The artwork of 11 New Albany High School students will be on display through Feb. 2 at the Columbus College of Art and Design's Canzani Center Gallery, 60 Cleveland Ave. in Columbus, as part of the Scholastic Art and Writing Awards competition.
The competition, sponsored by the Alliance for Young Artists & Writers, a nonprofit organization founded in 1994 to present the awards, includes more than 100 regional programs designed to recognize "the exceptional vision of our nation's youth" and to "provide a singular opportunity for students to be noticed for their creative talents," according to the competition website.
Students in grades seven to 12, from public, private or home schools, send in artwork for 28 categories.
Regional shows have three levels of recognition: Gold Key, Silver Key and honorable mention. Five of the Gold Key pieces are chosen as best of show and all Gold Key winners from each regional show are eligible to move on to a national competition.
National competition participants are eligible for scholarship money. The alliance provides $250,000 in scholarships annually, as well as funding for participating teachers, according to the website.
New Albany High School art teacher Juliette Montague said two students each have two pieces in the exhibit: Hannah Taylor and Abby Fox.
Taylor and Abby Robbertz each had a piece named a Gold Key winner.

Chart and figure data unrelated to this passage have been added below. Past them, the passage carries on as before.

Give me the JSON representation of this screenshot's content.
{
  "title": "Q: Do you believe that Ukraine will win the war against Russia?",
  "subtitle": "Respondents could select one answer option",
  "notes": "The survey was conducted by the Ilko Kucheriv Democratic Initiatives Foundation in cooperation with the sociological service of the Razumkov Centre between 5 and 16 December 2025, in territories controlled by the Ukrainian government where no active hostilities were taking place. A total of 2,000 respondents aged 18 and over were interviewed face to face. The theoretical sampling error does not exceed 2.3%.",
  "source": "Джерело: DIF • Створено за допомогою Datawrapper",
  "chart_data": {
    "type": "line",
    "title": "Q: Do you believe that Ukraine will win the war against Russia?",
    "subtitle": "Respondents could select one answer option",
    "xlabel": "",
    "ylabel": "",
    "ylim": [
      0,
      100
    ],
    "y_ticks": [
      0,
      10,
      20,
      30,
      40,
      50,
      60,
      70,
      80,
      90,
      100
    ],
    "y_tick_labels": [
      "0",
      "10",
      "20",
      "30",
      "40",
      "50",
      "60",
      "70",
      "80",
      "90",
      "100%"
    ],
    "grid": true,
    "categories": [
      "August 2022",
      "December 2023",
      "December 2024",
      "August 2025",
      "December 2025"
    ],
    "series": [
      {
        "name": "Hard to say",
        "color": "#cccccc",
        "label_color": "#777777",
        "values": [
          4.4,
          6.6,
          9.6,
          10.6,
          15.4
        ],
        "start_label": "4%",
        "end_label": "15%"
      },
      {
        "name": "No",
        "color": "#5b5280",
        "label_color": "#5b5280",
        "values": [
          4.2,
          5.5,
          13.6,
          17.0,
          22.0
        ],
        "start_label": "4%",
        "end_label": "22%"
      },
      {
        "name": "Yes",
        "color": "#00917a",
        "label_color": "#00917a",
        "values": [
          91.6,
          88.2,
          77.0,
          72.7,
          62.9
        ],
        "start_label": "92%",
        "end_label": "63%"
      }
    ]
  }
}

Fox, Meghan Jayes, Juli Sasaki and Alison Schaffir all had Silver Key winners.
Honorable mentions went to Rebecca Brown, Fox, Riley Gundlach, Andrea Quach, Alyssa Seneviratne, Emily Sproule and Taylor.
Montague said the central Ohio region received 1,400 individual submissions from schools in Ashland, Delaware, Fairfield, Franklin, Hocking, Licking, Madison, Pickaway, Richland and Morrow counties. Of those, 138 pieces received an honorable mention, 68 were chosen for Silver Key awards and 50 were given Gold Key awards.

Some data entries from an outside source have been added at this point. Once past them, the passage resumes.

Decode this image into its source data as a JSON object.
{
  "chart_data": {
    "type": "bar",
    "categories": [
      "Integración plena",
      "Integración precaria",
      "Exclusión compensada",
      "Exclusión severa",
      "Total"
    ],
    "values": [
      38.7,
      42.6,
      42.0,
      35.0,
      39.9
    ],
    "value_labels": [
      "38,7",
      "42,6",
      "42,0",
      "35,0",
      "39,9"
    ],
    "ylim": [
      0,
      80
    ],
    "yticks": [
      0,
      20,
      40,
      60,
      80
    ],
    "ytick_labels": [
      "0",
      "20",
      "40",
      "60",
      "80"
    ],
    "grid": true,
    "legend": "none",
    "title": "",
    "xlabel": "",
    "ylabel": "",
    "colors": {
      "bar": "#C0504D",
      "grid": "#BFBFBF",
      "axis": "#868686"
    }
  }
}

"They tell you to choose what you think is your best work," said Seneviratne, a junior.
Taylor, a junior, said the students looked at previous winners' works on the competition website before choosing what to submit.

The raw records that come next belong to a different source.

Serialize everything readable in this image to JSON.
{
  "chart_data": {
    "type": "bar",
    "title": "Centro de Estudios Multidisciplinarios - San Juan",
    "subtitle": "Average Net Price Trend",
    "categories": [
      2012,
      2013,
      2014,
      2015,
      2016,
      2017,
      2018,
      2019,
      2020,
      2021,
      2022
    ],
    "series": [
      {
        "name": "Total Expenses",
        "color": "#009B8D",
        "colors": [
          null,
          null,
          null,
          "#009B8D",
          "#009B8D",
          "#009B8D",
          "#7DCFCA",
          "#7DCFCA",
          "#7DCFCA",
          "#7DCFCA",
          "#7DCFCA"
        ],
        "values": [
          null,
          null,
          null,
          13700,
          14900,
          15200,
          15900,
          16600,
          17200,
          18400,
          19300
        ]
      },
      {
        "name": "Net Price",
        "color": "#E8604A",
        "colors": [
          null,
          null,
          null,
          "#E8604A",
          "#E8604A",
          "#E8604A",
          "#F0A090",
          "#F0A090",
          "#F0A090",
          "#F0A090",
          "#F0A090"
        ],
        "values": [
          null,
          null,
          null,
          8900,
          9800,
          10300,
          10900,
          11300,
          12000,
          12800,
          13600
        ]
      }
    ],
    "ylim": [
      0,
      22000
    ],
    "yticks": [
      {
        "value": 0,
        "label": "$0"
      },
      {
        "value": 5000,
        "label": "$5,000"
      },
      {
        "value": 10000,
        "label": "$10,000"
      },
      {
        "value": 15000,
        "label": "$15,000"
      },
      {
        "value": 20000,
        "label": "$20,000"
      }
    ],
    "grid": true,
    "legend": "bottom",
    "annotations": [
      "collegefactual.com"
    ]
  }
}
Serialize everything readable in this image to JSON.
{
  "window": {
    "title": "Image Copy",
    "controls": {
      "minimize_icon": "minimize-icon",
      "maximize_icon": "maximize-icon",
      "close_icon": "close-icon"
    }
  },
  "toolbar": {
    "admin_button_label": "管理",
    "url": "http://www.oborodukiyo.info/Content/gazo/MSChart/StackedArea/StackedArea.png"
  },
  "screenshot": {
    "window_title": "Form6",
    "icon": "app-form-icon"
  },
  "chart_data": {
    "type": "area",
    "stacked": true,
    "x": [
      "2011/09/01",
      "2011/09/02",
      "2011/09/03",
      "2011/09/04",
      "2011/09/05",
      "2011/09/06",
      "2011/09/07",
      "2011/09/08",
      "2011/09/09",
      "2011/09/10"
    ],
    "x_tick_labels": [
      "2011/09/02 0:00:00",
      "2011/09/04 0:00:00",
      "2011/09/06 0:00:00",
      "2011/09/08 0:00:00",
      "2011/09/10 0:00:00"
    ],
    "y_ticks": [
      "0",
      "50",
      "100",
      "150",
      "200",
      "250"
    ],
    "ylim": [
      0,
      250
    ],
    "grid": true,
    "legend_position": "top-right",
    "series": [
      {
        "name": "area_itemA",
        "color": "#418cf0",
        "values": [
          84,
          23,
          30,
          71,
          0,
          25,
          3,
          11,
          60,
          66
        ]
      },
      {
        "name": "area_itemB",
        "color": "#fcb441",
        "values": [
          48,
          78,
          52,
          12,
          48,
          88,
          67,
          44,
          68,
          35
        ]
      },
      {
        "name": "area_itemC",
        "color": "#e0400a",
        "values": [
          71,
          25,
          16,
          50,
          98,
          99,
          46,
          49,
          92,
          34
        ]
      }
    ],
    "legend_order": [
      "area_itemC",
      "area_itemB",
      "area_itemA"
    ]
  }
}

"It's supposed to show your growth as an artist," said Schaffir, a junior.
At least three of the students said they were interested in pursuing a career in art. Others said they probably would continue to create art, either as a hobby or something they incorporate into their careers.
"It won't be my career but I'd like to keep it in my life some way, maybe taking classes," Fox said.
Jayes, a senior who plans to study elementary education at the California University of Pennsylvania, said she hopes to teach English and history to fifth-graders, perhaps incorporating art in the learning process.
"They rely heavily on visuals at that age," Jayes said.